I had my xxx-xxx tag stolen and replaced by the thief with a tag that he had stolen 100 miles away. I called the cops and they took a theft report, also indicating on the form that there was a tag yyy-yyy recovered. I immediately went to the DMV and got a new tag.
Several days later while I was at work in my local government office I received a phone call from the police dispatcher asking for me and advising that a car with my tag was being chased at high speed in the same town. She was surprised, i guess, that I was in my office and not in the chase. I told her that the tag had been stolen and reported as same. She said that the report says it was recovered. I pointed out to her that it was a duh different tag that had been duh recovered. “Oh”.
Anyway, the chase involved a sheriff deputy car overturning and a deputy being severely injured. The perp got away temporarily but was soon caught.
That evening or the next evening (30 years or so ago), I was at home watching the evening news and saw a report about the perp having been jailed and that they were looking for his accomplice, Ignatz I. Ignatz!!!, right ON THE FRIGGING TV NEWS.
Well, needless to say, I had to call my friend and cow-orker (same municipality) the police chief and discuss my dilemma. He suggested that I go down to the sheriff department and “fess up”, er, explain the snafu. Well, I stopped first at the tv station that aired the report and talked with another friend, the news director, and he told the chief reporter to issue a retraction, which they did at least twice the next day, apologizing and explaining that I was a victim, not a perp.
I then went to the sheriff’s jail and was shown the 18-year-old guy from Florida. He had, perhaps while being waterboarded, “confessed” that the tag on his stolen Cadillac was owned or provided by his “accomplice”, whose name (mine), somehow got mentioned during the process as being the tag owner and got into a news release.
In a visit to the other tv station I found that they had not reported my name, nor had the newspapers. Some cow-orkers did look at me strangely for a few days, but there were no lasting fallouts. I was subpoenaed to appear at the kid’s trial at which I did not have to testify and at which he got a 6 year sentence. I never followed up to see if and how long he served.

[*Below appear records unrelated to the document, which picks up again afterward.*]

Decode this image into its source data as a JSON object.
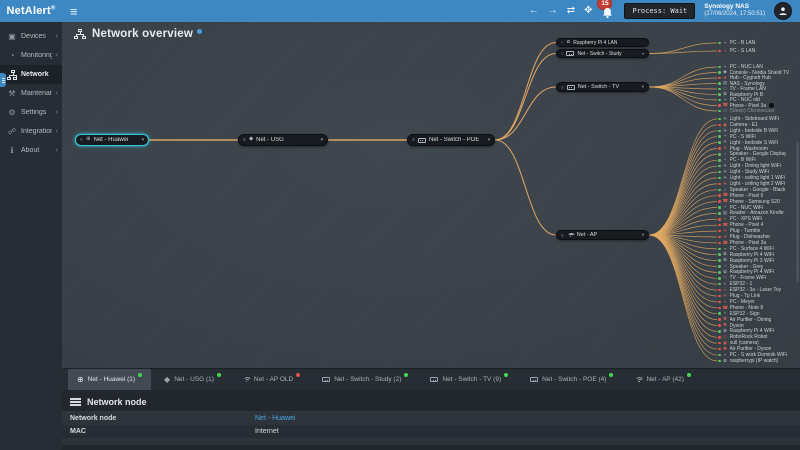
{
  "topbar": {
    "logo": "NetAlert",
    "logo_mark": "®",
    "alerts_count": "15",
    "process_tooltip": "Process: Wait",
    "nas_name": "Synology NAS",
    "nas_time": "(27/06/2024, 17:50:51)"
  },
  "sidebar": {
    "items": [
      {
        "label": "Devices",
        "icon": "devices",
        "collapsed": true
      },
      {
        "label": "Monitoring",
        "icon": "monitoring",
        "collapsed": true
      },
      {
        "label": "Network",
        "icon": "network",
        "active": true
      },
      {
        "label": "Maintenance",
        "icon": "maintenance",
        "collapsed": true
      },
      {
        "label": "Settings",
        "icon": "settings",
        "collapsed": true
      },
      {
        "label": "Integrations",
        "icon": "integrations",
        "collapsed": true
      },
      {
        "label": "About",
        "icon": "about",
        "collapsed": true
      }
    ]
  },
  "main": {
    "title": "Network overview"
  },
  "topology": {
    "nodes": [
      {
        "id": "huawei",
        "label": "Net - Huawei",
        "icon": "globe",
        "selected": true,
        "chevron": true
      },
      {
        "id": "usg",
        "label": "Net - USG",
        "icon": "shield",
        "chevron": true
      },
      {
        "id": "poe",
        "label": "Net - Switch - POE",
        "icon": "switch",
        "chevron": true
      },
      {
        "id": "rasp",
        "label": "Raspberry Pi 4 LAN",
        "icon": "raspberry",
        "chevron": false
      },
      {
        "id": "study",
        "label": "Net - Switch - Study",
        "icon": "switch",
        "chevron": true
      },
      {
        "id": "tv",
        "label": "Net - Switch - TV",
        "icon": "switch",
        "chevron": true
      },
      {
        "id": "ap",
        "label": "Net - AP",
        "icon": "wifi",
        "chevron": true
      }
    ],
    "links": [
      [
        "huawei",
        "usg"
      ],
      [
        "usg",
        "poe"
      ],
      [
        "poe",
        "rasp"
      ],
      [
        "poe",
        "study"
      ],
      [
        "poe",
        "tv"
      ],
      [
        "poe",
        "ap"
      ]
    ],
    "groups": [
      {
        "source": "study",
        "devices": [
          {
            "label": "PC - B LAN",
            "icon": "pc",
            "status": "ok"
          },
          {
            "label": "PC - S LAN",
            "icon": "pc",
            "status": "alert"
          }
        ]
      },
      {
        "source": "tv",
        "devices": [
          {
            "label": "PC - NUC LAN",
            "icon": "pc",
            "status": "ok"
          },
          {
            "label": "Console - Nvidia Shield TV",
            "icon": "console",
            "status": "ok"
          },
          {
            "label": "Hub - Cygnett Hub",
            "icon": "hub",
            "status": "alert"
          },
          {
            "label": "NAS - Synology",
            "icon": "nas",
            "status": "ok"
          },
          {
            "label": "TV - Frame LAN",
            "icon": "tv",
            "status": "ok"
          },
          {
            "label": "Raspberry Pi B",
            "icon": "raspberry",
            "status": "ok"
          },
          {
            "label": "PC - NUC old",
            "icon": "pc",
            "status": "ok"
          },
          {
            "label": "Phone - Pixel 3a",
            "icon": "phone",
            "status": "alert",
            "marker": true
          },
          {
            "label": "(Sleep) Chromecast",
            "icon": "tv",
            "status": "ok",
            "dim": true
          }
        ]
      },
      {
        "source": "ap",
        "devices": [
          {
            "label": "Light - Sideboard WiFi",
            "icon": "light",
            "status": "ok"
          },
          {
            "label": "Camera - E1",
            "icon": "camera",
            "status": "alert"
          },
          {
            "label": "Light - bedside B WiFi",
            "icon": "light",
            "status": "ok"
          },
          {
            "label": "PC - S WiFi",
            "icon": "pc",
            "status": "ok"
          },
          {
            "label": "Light - bedside S WiFi",
            "icon": "light",
            "status": "ok"
          },
          {
            "label": "Plug - Washroom",
            "icon": "plug",
            "status": "alert"
          },
          {
            "label": "Speaker - Google Display",
            "icon": "speaker",
            "status": "ok"
          },
          {
            "label": "PC - B WiFi",
            "icon": "pc",
            "status": "ok"
          },
          {
            "label": "Light - Dining light WiFi",
            "icon": "light",
            "status": "ok"
          },
          {
            "label": "Light - Study WiFi",
            "icon": "light",
            "status": "ok"
          },
          {
            "label": "Light - ceiling light 1 WiFi",
            "icon": "light",
            "status": "ok"
          },
          {
            "label": "Light - ceiling light 2 WiFi",
            "icon": "light",
            "status": "alert"
          },
          {
            "label": "Speaker - Google - Black",
            "icon": "speaker",
            "status": "ok"
          },
          {
            "label": "Phone - Pixel 6",
            "icon": "phone",
            "status": "alert"
          },
          {
            "label": "Phone - Samsung S20",
            "icon": "phone",
            "status": "alert"
          },
          {
            "label": "PC - NUC WiFi",
            "icon": "pc",
            "status": "ok"
          },
          {
            "label": "Reader - Amazon Kindle",
            "icon": "reader",
            "status": "ok"
          },
          {
            "label": "PC - XPS WiFi",
            "icon": "pc",
            "status": "alert"
          },
          {
            "label": "Phone - Pixel 4",
            "icon": "phone",
            "status": "alert"
          },
          {
            "label": "Plug - Tumble",
            "icon": "plug",
            "status": "alert"
          },
          {
            "label": "Plug - Dishwasher",
            "icon": "plug",
            "status": "alert"
          },
          {
            "label": "Phone - Pixel 3a",
            "icon": "phone",
            "status": "alert"
          },
          {
            "label": "PC - Surface 4 WiFi",
            "icon": "pc",
            "status": "ok"
          },
          {
            "label": "Raspberry Pi 4 WiFi",
            "icon": "raspberry",
            "status": "ok"
          },
          {
            "label": "Raspberry Pi 3 WiFi",
            "icon": "raspberry",
            "status": "ok"
          },
          {
            "label": "Speaker - Grey",
            "icon": "speaker",
            "status": "ok"
          },
          {
            "label": "Raspberry Pi 4 WiFi",
            "icon": "raspberry",
            "status": "ok"
          },
          {
            "label": "TV - Frame WiFi",
            "icon": "tv",
            "status": "ok"
          },
          {
            "label": "ESP32 - 1",
            "icon": "esp",
            "status": "ok"
          },
          {
            "label": "ESP32 - 3a - Laser Toy",
            "icon": "esp",
            "status": "alert"
          },
          {
            "label": "Plug - Tp Link",
            "icon": "plug",
            "status": "alert"
          },
          {
            "label": "PC - Meyer",
            "icon": "pc",
            "status": "alert"
          },
          {
            "label": "Phone - Note 8",
            "icon": "phone",
            "status": "alert"
          },
          {
            "label": "ESP32 - Sign",
            "icon": "esp",
            "status": "ok"
          },
          {
            "label": "Air Purifier - Dining",
            "icon": "purifier",
            "status": "alert"
          },
          {
            "label": "Dyson",
            "icon": "purifier",
            "status": "alert"
          },
          {
            "label": "Raspberry Pi 4 WiFi",
            "icon": "raspberry",
            "status": "ok"
          },
          {
            "label": "RoboRock Robot",
            "icon": "robot",
            "status": "alert"
          },
          {
            "label": "null (camera)",
            "icon": "camera",
            "status": "alert"
          },
          {
            "label": "Air Purifier - Dyson",
            "icon": "purifier",
            "status": "alert"
          },
          {
            "label": "PC - S work Dominik WiFi",
            "icon": "pc",
            "status": "ok"
          },
          {
            "label": "raspberrypi (IP watch)",
            "icon": "raspberry",
            "status": "ok"
          }
        ]
      }
    ]
  },
  "tabs": [
    {
      "label": "Net - Huawei (1)",
      "icon": "globe",
      "dot": "green",
      "active": true
    },
    {
      "label": "Net - USG (1)",
      "icon": "shield",
      "dot": "green"
    },
    {
      "label": "Net - AP OLD",
      "icon": "wifi",
      "dot": "red"
    },
    {
      "label": "Net - Switch - Study (2)",
      "icon": "switch",
      "dot": "green"
    },
    {
      "label": "Net - Switch - TV (9)",
      "icon": "switch",
      "dot": "green"
    },
    {
      "label": "Net - Switch - POE (4)",
      "icon": "switch",
      "dot": "green"
    },
    {
      "label": "Net - AP (42)",
      "icon": "wifi",
      "dot": "green"
    }
  ],
  "panel": {
    "title": "Network node",
    "rows": [
      {
        "label": "Network node",
        "value": "Net - Huawei",
        "link": true
      },
      {
        "label": "MAC",
        "value": "Internet",
        "link": false
      }
    ]
  },
  "colors": {
    "accent": "#3d88c2",
    "line": "#e2a963",
    "selected": "#37c5d8",
    "ok": "#57c25e",
    "alert": "#e0544a",
    "link": "#4da3e2"
  }
}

I’m reminded of a friend back in Albuquerque who drove an old VW bus. He had the required New Mexico tag on one end, whichever end was required, but kept his old Colorado plate on the other end! I questioned the legality of that, but he said what cop is going to look at both ends?
Washington DC has just announced that from now on, all police calls are to go through 911:
911 and 311
[from Diane Groomes, Ass’t Chief of Police]
I met with the Office of Unified Communications last Friday and it has been discussed that ALL POLICE RELATED CALLS MUST BE CALLED INTO 911. 311 will now be used for the Mayor’s Customer Service Requests [Ed. note - formerly 727-1000].
911 – all police matters – emergency and non emergency - fires, ambulance
311 - all other governmental agency requests/city services – cars towed, streetlights replaced, streets repaired, animal issues, abandoned vehicles, trees trimmed, trash pickups, etc.
DIANE C GROOMES
Assistant Chief of Police
Patrol Services and School Security Bureau
Metropolitan Police Department
801 Shepherd St NW
202 576-6660 office
202-996-3386 pager
diane.groomes@dc.gov
I have license plates all over my inner garage walls, too, but I didn’t steal them. They’re expired.
You could have stolen them and THEN they expired.
W.T.F? So, now you’re complaining that the deviants didn’t follow your twisted logic and fucked with your car instead?